Aristotle’s idea was so unusual that, for more than two millennia, his account of literary inventions existed as an intellectual one-off, too intriguing to be forgotten but also too idiosyncratic to be developed further. In the mid-20th century, R. S. Crane and the renegade professors of the Chicago School revived the Poetics’ techno-scientific method, using it to excavate literary inventions from Shakespearean tragedies, 18th-century novels, and other works that Aristotle never knew. Later, in the early 2000s, one of the Chicago School’s students, James Phelan, co-founded Ohio State’s Project Narrative, where I now work as a professor of story science. Project Narrative is the world’s leading academic think tank for the study of stories, and in our research labs, with the help of neuroscientists and psychologists from across the globe, we’ve uncovered dozens more literary inventions in Zhou Dynasty lyrics, Italian operas, West African epics, classic children’s books, great American novels, Agatha Christie crime fictions, Mesoamerican myths, and even Hollywood television scripts.

These literary inventions can alleviate grief, improve your problem-solving skills, dispense the anti-depressant effects of LSD, boost your creativity, provide therapy for trauma (including both kinds of PTSD), spark joy, dole out a better energy kick than caffeine, lower your odds of dying alone, and (as impossible as it sounds) increase the chance that your dreams will come true.

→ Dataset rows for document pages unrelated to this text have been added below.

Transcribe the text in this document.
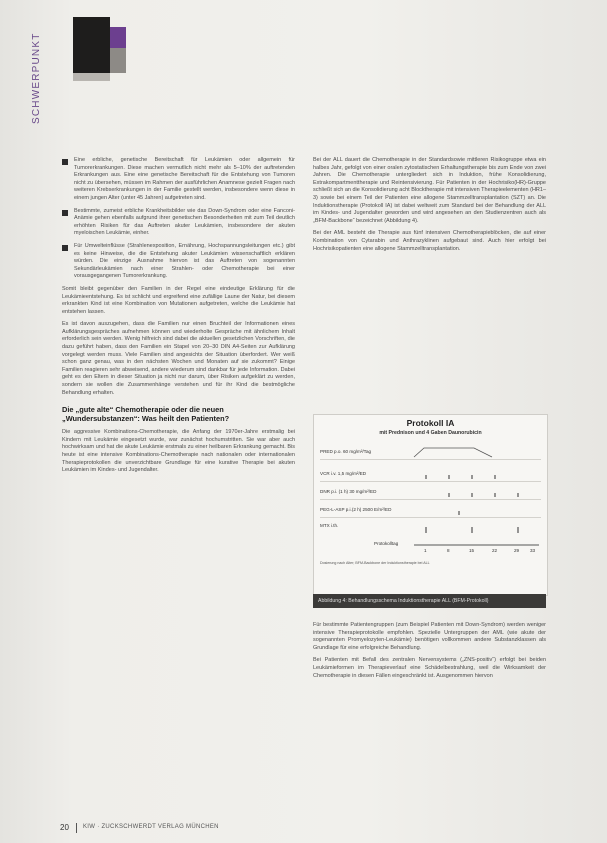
SCHWERPUNKT

Eine erbliche, genetische Bereitschaft für Leukämien oder allgemein für Tumorerkrankungen. Diese machen vermutlich nicht mehr als 5–10% der auftretenden Erkrankungen aus. Eine eine genetische Bereitschaft für die Entstehung von Tumoren nicht zu übersehen, müssen im Rahmen der ausführlichen Anamnese gezielt Fragen nach weiteren Krebserkrankungen in der Familie gestellt werden, insbesondere wenn diese in einem jungen Alter (unter 45 Jahren) aufgetreten sind.

Bestimmte, zumeist erbliche Krankheitsbilder wie das Down-Syndrom oder eine Fanconi-Anämie gehen ebenfalls aufgrund ihrer genetischen Besonderheiten mit zum Teil deutlich erhöhten Risiken für das Auftreten akuter Leukämien, insbesondere der akuten myeloischen Leukämie, einher.

Für Umwelteinflüsse (Strahlenexposition, Ernährung, Hochspannungsleitungen etc.) gibt es keine Hinweise, die die Entstehung akuter Leukämien wissenschaftlich erklären würden. Die einzige Ausnahme hiervon ist das Auftreten von sogenannten Sekundärleukämien nach einer Strahlen- oder Chemotherapie bei einer vorausgegangenen Tumorerkrankung.

Somit bleibt gegenüber den Familien in der Regel eine eindeutige Erklärung für die Leukämieentstehung. Es ist schlicht und ergreifend eine zufällige Laune der Natur, bei diesem erkrankten Kind ist eine Kombination von Mutationen aufgetreten, welche die Leukämie hat entstehen lassen.

Es ist davon auszugehen, dass die Familien nur einen Bruchteil der Informationen eines Aufklärungsgespräches aufnehmen können und wiederholte Gespräche mit ähnlichem Inhalt erforderlich sein werden. Wenig hilfreich sind dabei die aktuellen gesetzlichen Vorschriften, die dazu geführt haben, dass den Familien ein Stapel von 20–30 DIN A4-Seiten zur Aufklärung vorgelegt werden muss. Viele Familien sind angesichts der Situation überfordert. Wer weiß schon ganz genau, was in den nächsten Wochen und Monaten auf sie zukommt? Einige Familien reagieren sehr abweisend, andere wiederum sind dankbar für jede Information. Dabei geht es den Eltern in dieser Situation ja nicht nur darum, über Risiken aufgeklärt zu werden, sondern sie wollen die Zusammenhänge verstehen und für ihr Kind die bestmögliche Behandlung erhalten.

Die „gute alte“ Chemotherapie oder die neuen „Wundersubstanzen“: Was heilt den Patienten?

Die aggressive Kombinations-Chemotherapie, die Anfang der 1970er-Jahre erstmalig bei Kindern mit Leukämie eingesetzt wurde, war zunächst hochumstritten. Sie war aber auch hochwirksam und hat die akute Leukämie erstmals zu einer heilbaren Erkrankung gemacht. Bis heute ist eine intensive Kombinations-Chemotherapie nach nationalen oder internationalen Therapieprotokollen die unverzichtbare Grundlage für eine kurative Therapie bei akuten Leukämien im Kindes- und Jugendalter.

Bei der ALL dauert die Chemotherapie in der Standardsowie mittleren Risikogruppe etwa ein halbes Jahr, gefolgt von einer oralen zytostatischen Erhaltungstherapie bis zum Ende von zwei Jahren. Die Chemotherapie untergliedert sich in Induktion, frühe Konsolidierung, Extrakompartmenttherapie und Reintensivierung. Für Patienten in der Hochrisiko(HR)-Gruppe schließt sich an die Konsolidierung acht Blocktherapie mit intensiven Therapieelementen (HR1–3) sowie bei einem Teil der Patienten eine allogene Stammzelltransplantation (SZT) an. Die Induktionstherapie (Protokoll IA) ist dabei weltweit zum Standard bei der Behandlung der ALL im Kindes- und Jugendalter geworden und wird angesehen an den Studienzentren auch als „BFM-Backbone“ bezeichnet (Abbildung 4).

Bei der AML besteht die Therapie aus fünf intensiven Chemotherapieblöcken, die auf einer Kombination von Cytarabin und Anthrazyklinen aufgebaut sind. Auch hier erfolgt bei Hochrisikopatienten eine allogene Stammzelltransplantation.

Protokoll IA
mit Prednison und 4 Gaben Daunorubicin
PRED p.o. 60 mg/m²/Tag
VCR i.v. 1,5 mg/m²/ED
DNR p.i. (1 h) 30 mg/m²/ED
PEG-L-ASP p.i.(2 h) 2500 E/m²/ED
MTX i.th.
Protokolltag
1	8	15	22	29 33
Dosierung nach Alter; BFM-Backbone der Induktionstherapie bei ALL
Abbildung 4: Behandlungsschema Induktionstherapie ALL (BFM-Protokoll)

Für bestimmte Patientengruppen (zum Beispiel Patienten mit Down-Syndrom) werden weniger intensive Therapieprotokolle empfohlen. Spezielle Untergruppen der AML (wie akute der sogenannten Promyelozyten-Leukämie) benötigen vollkommen andere Substanzklassen als Grundlage für eine erfolgreiche Behandlung.

Bei Patienten mit Befall des zentralen Nervensystems („ZNS-positiv“) erfolgt bei beiden Leukämieformen im Therapieverlauf eine Schädelbestrahlung, weil die Wirksamkeit der Chemotherapie in diesen Fällen eingeschränkt ist. Ausgenommen hiervon

20 KIW · ZUCKSCHWERDT VERLAG MÜNCHEN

They can even make you a more loving spouse and generous friend

Recurring story elements that have proven effects on our imagination and our psyche: “Eight of Literature’s Most Powerful Inventions—and the Neuroscience Behind How They Work.” (Excerpted from Angus Fletcher’s Wonderworks: The 25 Most Powerful Inventions in the History of Literature.)

* Philip Pullman


As we noodle narratives, we might send a combo birthday and St Patrick’s Day greeting to Catherine “Kate” Greenaway; she was born on this date in 1846.  Creator of books for children such as Mother Goose (1881), Little Ann (1883), and The Pied Piper of Hamelin (1889), she was one of the most the most accomplished illustrators of her time– and the inspiration for The Kate Greenaway Medal, awarded annually by the Chartered Institute of Library and Information Professionals in the U.K. to an illustrator of children’s books.

Greenaway’s illustration of the Pied Piper leading the children out of Hamelin; for Robert Browning’s version of the tale.